Acne therapie
Acne is een ontsteking van de talgklierfollikel. In de meeste gevallen begint acne in de puberteit, wanneer de huid onder invloed van androgene (mannelijke) hormonen allerlei veranderingen ondergaat, en verdwijnt meestal rond het 25e levensjaar. Soms ontstaat acne op oudere leeftijd.
Acne kan een groot probleem zijn, vooral door de psychosociale gevolgen. Dat heeft ook te maken met de lokalisatie in het gelaat en de leeftijdsperiode waarin acne voorkomt.
Bij lichte acne zie je een vette huid, mee-eters en enkele puistjes. In ernstiger gevallen ontstaan duidelijk waarneembare ontstekingsverschijnselen en kunnen er ook pijnlijke onderhuidse knobbels (nodi) of met talg gevulde holten (cysten) ontstaan.
Gelukkig is er voor cliënten met acne een scala aan behandelingen beschikbaar. Dat heeft niet alleen te maken met de verscheidenheid van de mogelijke oorzaken waarop de verschillende middelen aangrijpen, maar ook met de verschillende vormen en met de ernst van de acne. Bij de huidtherapie passen wij acnetherapie, glycolzuurpeeling en microdermabrasie toe.
Talgklieren zijn trosvormige klieren en liggen in de oppervlakkige laag van de lederhuid. De meeste talgklieren zijn verbonden aan een haarfollikel of haarzakje. Een of meer talgklieren vormen samen met de haarfollikel en het haarspiertje het haar-talgklier-complex.

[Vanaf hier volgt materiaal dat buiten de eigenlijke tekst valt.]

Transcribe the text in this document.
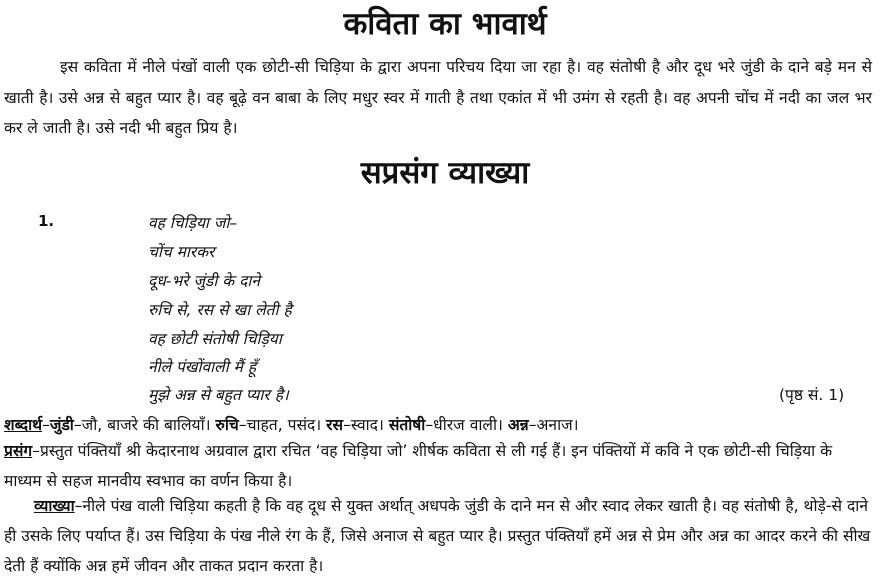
कविता का भावार्थ
इस कविता में नीले पंखों वाली एक छोटी-सी चिड़िया के द्वारा अपना परिचय दिया जा रहा है। वह संतोषी है और दूध भरे जुंडी के दाने बड़े मन से खाती है। उसे अन्न से बहुत प्यार है। वह बूढ़े वन बाबा के लिए मधुर स्वर में गाती है तथा एकांत में भी उमंग से रहती है। वह अपनी चोंच में नदी का जल भर कर ले जाती है। उसे नदी भी बहुत प्रिय है।
सप्रसंग व्याख्या
1.	वह चिड़िया जो–
चोंच मारकर
दूध-भरे जुंडी के दाने
रुचि से, रस से खा लेती है
वह छोटी संतोषी चिड़िया
नीले पंखोंवाली मैं हूँ
मुझे अन्न से बहुत प्यार है।	(पृष्ठ सं. 1)
शब्दार्थ–जुंडी–जौ, बाजरे की बालियाँ। रुचि–चाहत, पसंद। रस–स्वाद। संतोषी–धीरज वाली। अन्न–अनाज।
प्रसंग–प्रस्तुत पंक्तियाँ श्री केदारनाथ अग्रवाल द्वारा रचित ‘वह चिड़िया जो’ शीर्षक कविता से ली गई हैं। इन पंक्तियों में कवि ने एक छोटी-सी चिड़िया के माध्यम से सहज मानवीय स्वभाव का वर्णन किया है।
व्याख्या–नीले पंख वाली चिड़िया कहती है कि वह दूध से युक्त अर्थात् अधपके जुंडी के दाने मन से और स्वाद लेकर खाती है। वह संतोषी है, थोड़े-से दाने ही उसके लिए पर्याप्त हैं। उस चिड़िया के पंख नीले रंग के हैं, जिसे अनाज से बहुत प्यार है। प्रस्तुत पंक्तियाँ हमें अन्न से प्रेम और अन्न का आदर करने की सीख देती हैं क्योंकि अन्न हमें जीवन और ताकत प्रदान करता है।
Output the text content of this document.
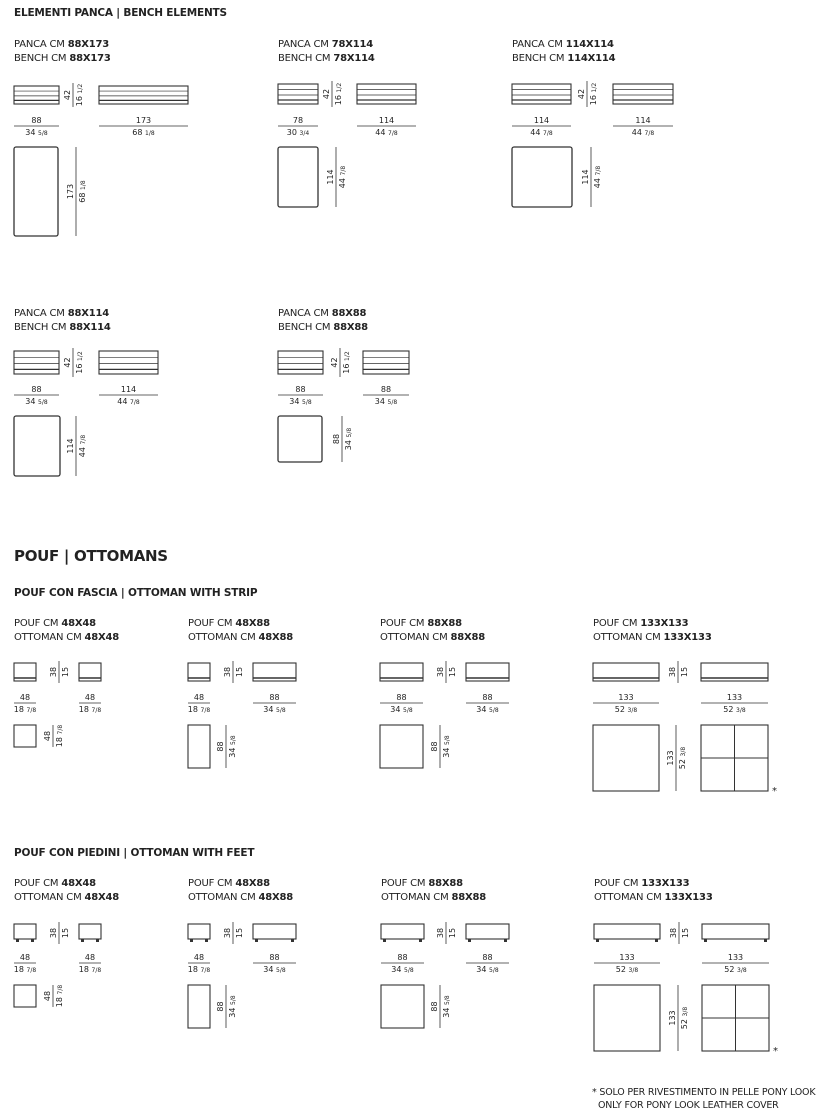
ELEMENTI PANCA | BENCH ELEMENTS
POUF | OTTOMANS
POUF CON FASCIA | OTTOMAN WITH STRIP
POUF CON PIEDINI | OTTOMAN WITH FEET
PANCA CM 88X173
BENCH CM 88X173
PANCA CM 78X114
BENCH CM 78X114
PANCA CM 114X114
BENCH CM 114X114
PANCA CM 88X114
BENCH CM 88X114
PANCA CM 88X88
BENCH CM 88X88
POUF CM 48X48
OTTOMAN CM 48X48
POUF CM 48X88
OTTOMAN CM 48X88
POUF CM 88X88
OTTOMAN CM 88X88
POUF CM 133X133
OTTOMAN CM 133X133
POUF CM 48X48
OTTOMAN CM 48X48
POUF CM 48X88
OTTOMAN CM 48X88
POUF CM 88X88
OTTOMAN CM 88X88
POUF CM 133X133
OTTOMAN CM 133X133
* SOLO PER RIVESTIMENTO IN PELLE PONY LOOK
ONLY FOR PONY LOOK LEATHER COVER
42 16 1/2
88
34 5/8
173
68 1/8
173 68 1/8
42 16 1/2
78
30 3/4
114
44 7/8
114 44 7/8
42 16 1/2
114
44 7/8
114
44 7/8
114 44 7/8
42 16 1/2
88
34 5/8
114
44 7/8
114 44 7/8
42 16 1/2
88
34 5/8
88
34 5/8
88 34 5/8
38 15
48
18 7/8
48
18 7/8
48 18 7/8
38 15
48
18 7/8
88
34 5/8
88 34 5/8
38 15
88
34 5/8
88
34 5/8
88 34 5/8
38 15
133
52 3/8
133
52 3/8
133 52 3/8
*
38 15
48
18 7/8
48
18 7/8
48 18 7/8
38 15
48
18 7/8
88
34 5/8
88 34 5/8
38 15
88
34 5/8
88
34 5/8
88 34 5/8
38 15
133
52 3/8
133
52 3/8
133 52 3/8
*
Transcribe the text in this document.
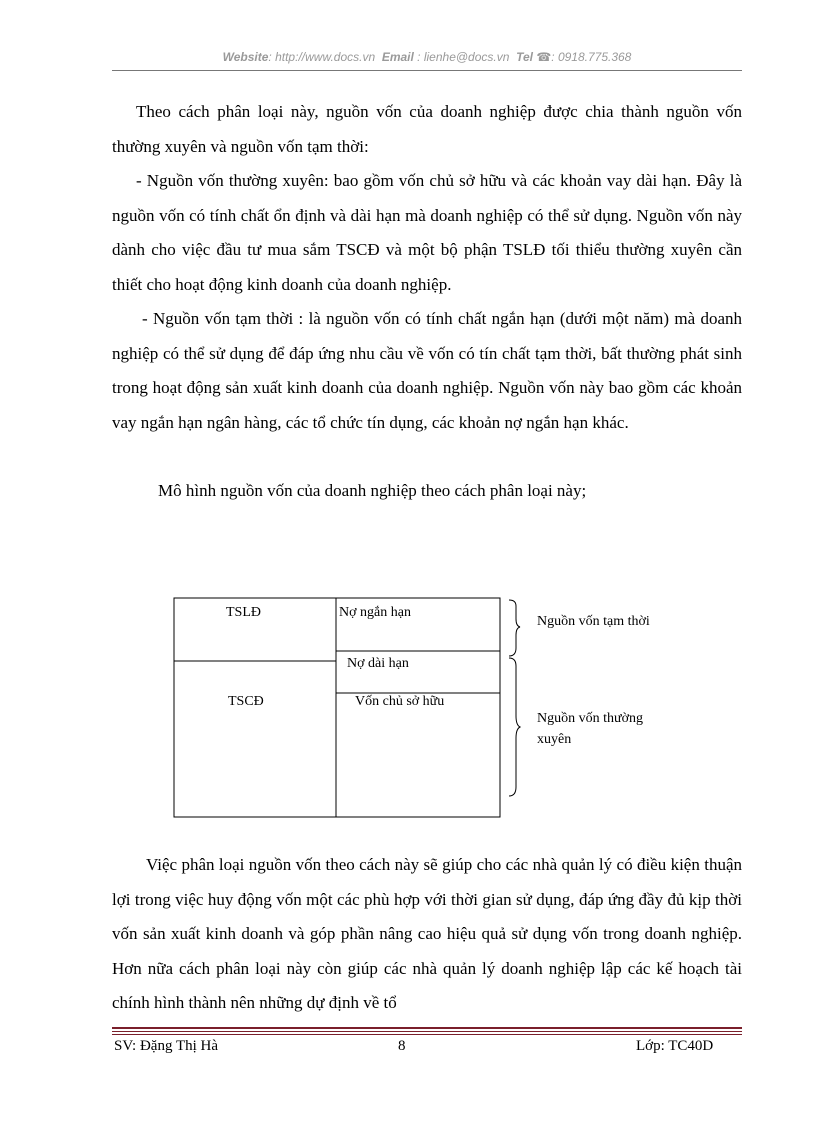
Website: http://www.docs.vn Email : lienhe@docs.vn Tel ☎: 0918.775.368
Theo cách phân loại này, nguồn vốn của doanh nghiệp được chia thành nguồn vốn thường xuyên và nguồn vốn tạm thời:
- Nguồn vốn thường xuyên: bao gồm vốn chủ sở hữu và các khoản vay dài hạn. Đây là nguồn vốn có tính chất ổn định và dài hạn mà doanh nghiệp có thể sử dụng. Nguồn vốn này dành cho việc đầu tư mua sắm TSCĐ và một bộ phận TSLĐ tối thiểu thường xuyên cần thiết cho hoạt động kinh doanh của doanh nghiệp.
- Nguồn vốn tạm thời : là nguồn vốn có tính chất ngắn hạn (dưới một năm) mà doanh nghiệp có thể sử dụng để đáp ứng nhu cầu về vốn có tín chất tạm thời, bất thường phát sinh trong hoạt động sản xuất kinh doanh của doanh nghiệp. Nguồn vốn này bao gồm các khoản vay ngắn hạn ngân hàng, các tổ chức tín dụng, các khoản nợ ngắn hạn khác.
Mô hình nguồn vốn của doanh nghiệp theo cách phân loại này;
TSLĐ
TSCĐ
Nợ ngắn hạn
Nợ dài hạn
Vốn chủ sở hữu
Nguồn vốn tạm thời
Nguồn vốn thường
xuyên
Việc phân loại nguồn vốn theo cách này sẽ giúp cho các nhà quản lý có điều kiện thuận lợi trong việc huy động vốn một các phù hợp với thời gian sử dụng, đáp ứng đầy đủ kịp thời vốn sản xuất kinh doanh và góp phần nâng cao hiệu quả sử dụng vốn trong doanh nghiệp. Hơn nữa cách phân loại này còn giúp các nhà quản lý doanh nghiệp lập các kế hoạch tài chính hình thành nên những dự định về tổ
SV: Đặng Thị Hà	8	Lớp: TC40D
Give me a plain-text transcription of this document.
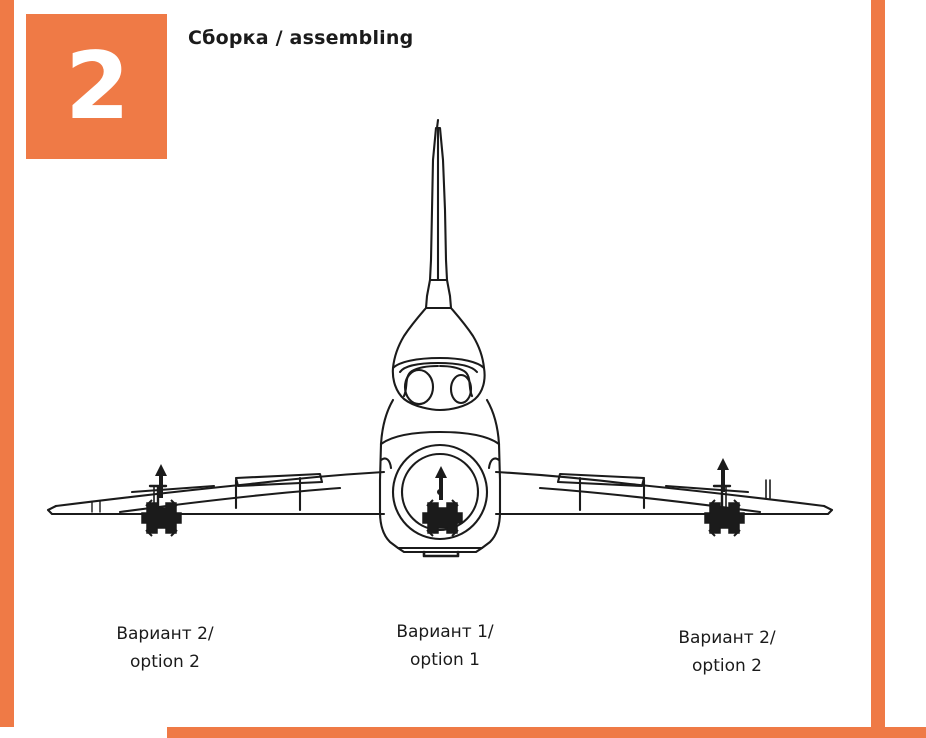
2	Сборка / assembling
Вариант 2/
option 2
Вариант 1/
option 1
Вариант 2/
option 2
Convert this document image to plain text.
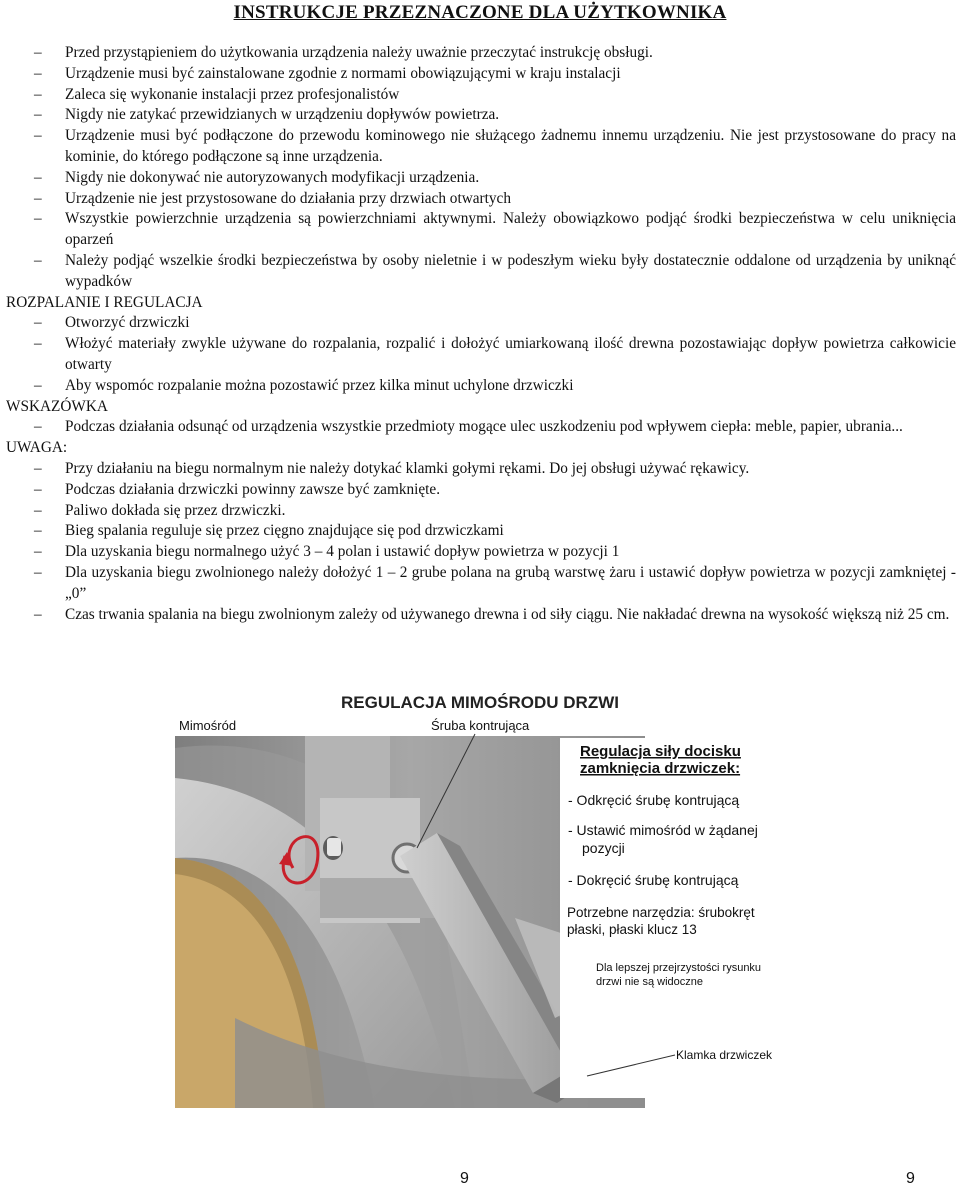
INSTRUKCJE PRZEZNACZONE DLA UŻYTKOWNIKA
– Przed przystąpieniem do użytkowania urządzenia należy uważnie przeczytać instrukcję obsługi.
– Urządzenie musi być zainstalowane zgodnie z normami obowiązującymi w kraju instalacji
– Zaleca się wykonanie instalacji przez profesjonalistów
– Nigdy nie zatykać przewidzianych w urządzeniu dopływów powietrza.
– Urządzenie musi być podłączone do przewodu kominowego nie służącego żadnemu innemu urządzeniu. Nie jest przystosowane do pracy na kominie, do którego podłączone są inne urządzenia.
– Nigdy nie dokonywać nie autoryzowanych modyfikacji urządzenia.
– Urządzenie nie jest przystosowane do działania przy drzwiach otwartych
– Wszystkie powierzchnie urządzenia są powierzchniami aktywnymi. Należy obowiązkowo podjąć środki bezpieczeństwa w celu uniknięcia oparzeń
– Należy podjąć wszelkie środki bezpieczeństwa by osoby nieletnie i w podeszłym wieku były dostatecznie oddalone od urządzenia by uniknąć wypadków
ROZPALANIE I REGULACJA
– Otworzyć drzwiczki
– Włożyć materiały zwykle używane do rozpalania, rozpalić i dołożyć umiarkowaną ilość drewna pozostawiając dopływ powietrza całkowicie otwarty
– Aby wspomóc rozpalanie można pozostawić przez kilka minut uchylone drzwiczki
WSKAZÓWKA
– Podczas działania odsunąć od urządzenia wszystkie przedmioty mogące ulec uszkodzeniu pod wpływem ciepła: meble, papier, ubrania...
UWAGA:
– Przy działaniu na biegu normalnym nie należy dotykać klamki gołymi rękami. Do jej obsługi używać rękawicy.
– Podczas działania drzwiczki powinny zawsze być zamknięte.
– Paliwo dokłada się przez drzwiczki.
– Bieg spalania reguluje się przez cięgno znajdujące się pod drzwiczkami
– Dla uzyskania biegu normalnego użyć 3 – 4 polan i ustawić dopływ powietrza w pozycji 1
– Dla uzyskania biegu zwolnionego należy dołożyć 1 – 2 grube polana na grubą warstwę żaru i ustawić dopływ powietrza w pozycji zamkniętej - „0”
– Czas trwania spalania na biegu zwolnionym zależy od używanego drewna i od siły ciągu. Nie nakładać drewna na wysokość większą niż 25 cm.
REGULACJA MIMOŚRODU DRZWI
Mimośród	Śruba kontrująca
Regulacja siły docisku
zamknięcia drzwiczek:
- Odkręcić śrubę kontrującą
- Ustawić mimośród w żądanej
pozycji
- Dokręcić śrubę kontrującą
Potrzebne narzędzia: śrubokręt
płaski, płaski klucz 13
Dla lepszej przejrzystości rysunku
drzwi nie są widoczne
Klamka drzwiczek
9	9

De grootste talgklieren bevinden zich op de behaarde hoofdhuid, in het gezicht en op de bovenste delen van de borst en de rug. Op de handpalmen, de voetzolen en tussen de vingers en tenen komen ze niet voor. Op de lippen, de neusvleugels en de tepels bevinden zich talgklieren die niet verbonden zijn aan een haar.
Ontstaan en gevolgen acne
Acne is een ontsteking van de huid rondom de talgklieren (follikels). Bij het ontstaan van acne spelen verschillende factoren een rol. In de meeste gevallen begint acne in de puberteit, wanneer de huid onder invloed van hormonen allerlei veranderingen ondergaat.
De talgklieren in het gezicht, op de rug en de borst worden groter en produceren meer huidsmeer of talg, die bovendien dikker is van samenstelling. Indien er te veel talg wordt afgescheiden, kan de talg zich ophopen. De uitvoergang van de talgklier kan daardoor verstopt raken. Deze talgophopingen worden mee-eters of comedonen genoemd. Er zijn oppervlakkige mee-eters (zwarte comedonen) en meer onderhuids gelegen mee-eters (witte comedonen).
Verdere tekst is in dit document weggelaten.